Sabine Herlitschka im Interview

Vorstandsvorsitzende der Infineon Technologies Austria AG und Key-Speakerin bei Wirtschaft am See 2019

business: Frau Herlitschka, ist Europa im Vergleich mit anderen Wirtschaftsräumen für die Digitalisierung gut aufgestellt?

Sabine Herlitschka: Europa muss Stärke zeigen, denn der globale Wettbewerb wird zunehmend zum technologischen Wettkampf. China und die USA agieren mit Protektionismus und enormen Investitionen. Die Vernetzung von Forschung, Innovation und Produktion wird zum geopolitisch hochstrategischen Faktor. Und da muss Europa Kräfte bündeln. Es muss gelingen, Ökosysteme entlang der gesamten Wertschöpfungskette zu vernetzen und das Wissen schneller in Lösungen für den Markt umzusetzen. Dazu gehört ein strategischer Fokus der Industrie-, Forschungs- und Technologiepolitik als auch eine entsprechende finanzielle Ausstattung. Das gilt insbesondere für Schlüsseltechnologien wie die Mikro- und Nanoelektronik. Sie sind Innovationstreiber für viele andere Industrien. Im Umweltschutz, in der nachhaltigen Mobilität oder der Energieeffizienz sowie rund um das Agieren in einer vernetzten Welt tun sich enorme Chancen auf.

business: Noch stellt sich aber die Frage, welche Technologien, wie etwa die künstliche Intelligenz, die Wirtschaft besonders stark beeinflussen werden.

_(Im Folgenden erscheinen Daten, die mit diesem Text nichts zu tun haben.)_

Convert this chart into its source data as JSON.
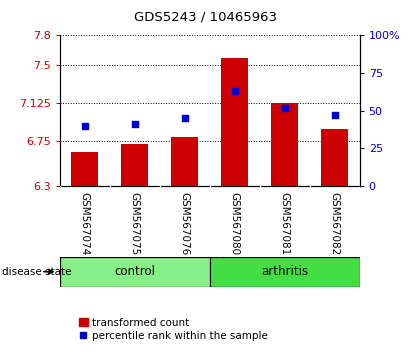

Herlitschka: Der digitale Wandel ist noch lange nicht durch, wird an Tempo zulegen. Man denke nur an die Sprach- und Gestensteuerung von Geräten, Augmented Reality, autonomes Fahren, Internet der Dinge oder die personalisierte Medizin. Künstliche Intelligenz und Technologien verändern nicht nur Geschäftsmodelle, sondern auch das Zusammenspiel von Unternehmen, Kunden und ganzen Ökosystemen. Je nahtloser sich Technologie in den beruflichen und privaten Alltag einfügt, umso wichtiger wird es, den verantwortungs- und vertrauensvollen Umgang mit Technologie und Daten in den Fokus zu rücken und dorthin zu lenken, wo sie den Menschen und der Gesellschaft nutzen.

business: Wie kann sich die österreichische Wirtschaft also jetzt auf den Wandel einstellen?

Herlitschka: Die Digitalisierung bietet die Chance für Unternehmen, ihre Märkte zu erweitern und ihre Unternehmens- und Innovations­kultur entsprechend den neuen Möglichkeiten von Industrie 4.0, KI und der verstärkten digitalen Vernetzung neu zu gestalten. Dafür muss dieser Wandel aktiv gestaltet werden, es gilt, Pilot und nicht nur Beifahrer zu sein. Umso wichtiger ist es, auf die Qualifizierung, Aus- und Weiterbildung, auf Diversität und Kooperation mit Kunden, Lieferanten oder Forschungspartnern zu setzen. Bei Infineon gehört Innovation zur Strategie, die vom engagierten, mutigen und nach vorne gerich­teten Mindset unserer Mitarbeiterinnen und Mitarbeiter täglich gelebt wird.

business: Apropos Mindset: Was spricht generell für den Standort Österreich?

Herlitschka: Österreich verfügt, trotz Konjunktureintrübung, über eine solide wirtschaftliche Basis. Hinsichtlich Lebensqualität, Stabilität und Sicherheit bietet Österreich ein ausgezeichnetes Umfeld. Pluspunkte sind sicherlich die Qualifikation der Beschäftigten sowie Maßnahmen in der Forschungsförderung und die Forschungsprämie. In einem Hochlohnland punkten wir allerdings nur dann, wenn wir uns als Wissens- und Innovationsstandort offensiv weiterentwickeln, das ist ein wichtiger Faktor für den steten Ausbau der Standortqualität, denn man wird rasch schlechter, wenn andere besser oder schneller geworden sind. Investitionen in Bildung, Wissen, Forschung, Innovation und Infrastruktur bleiben daher höchst zukunftsrelevant.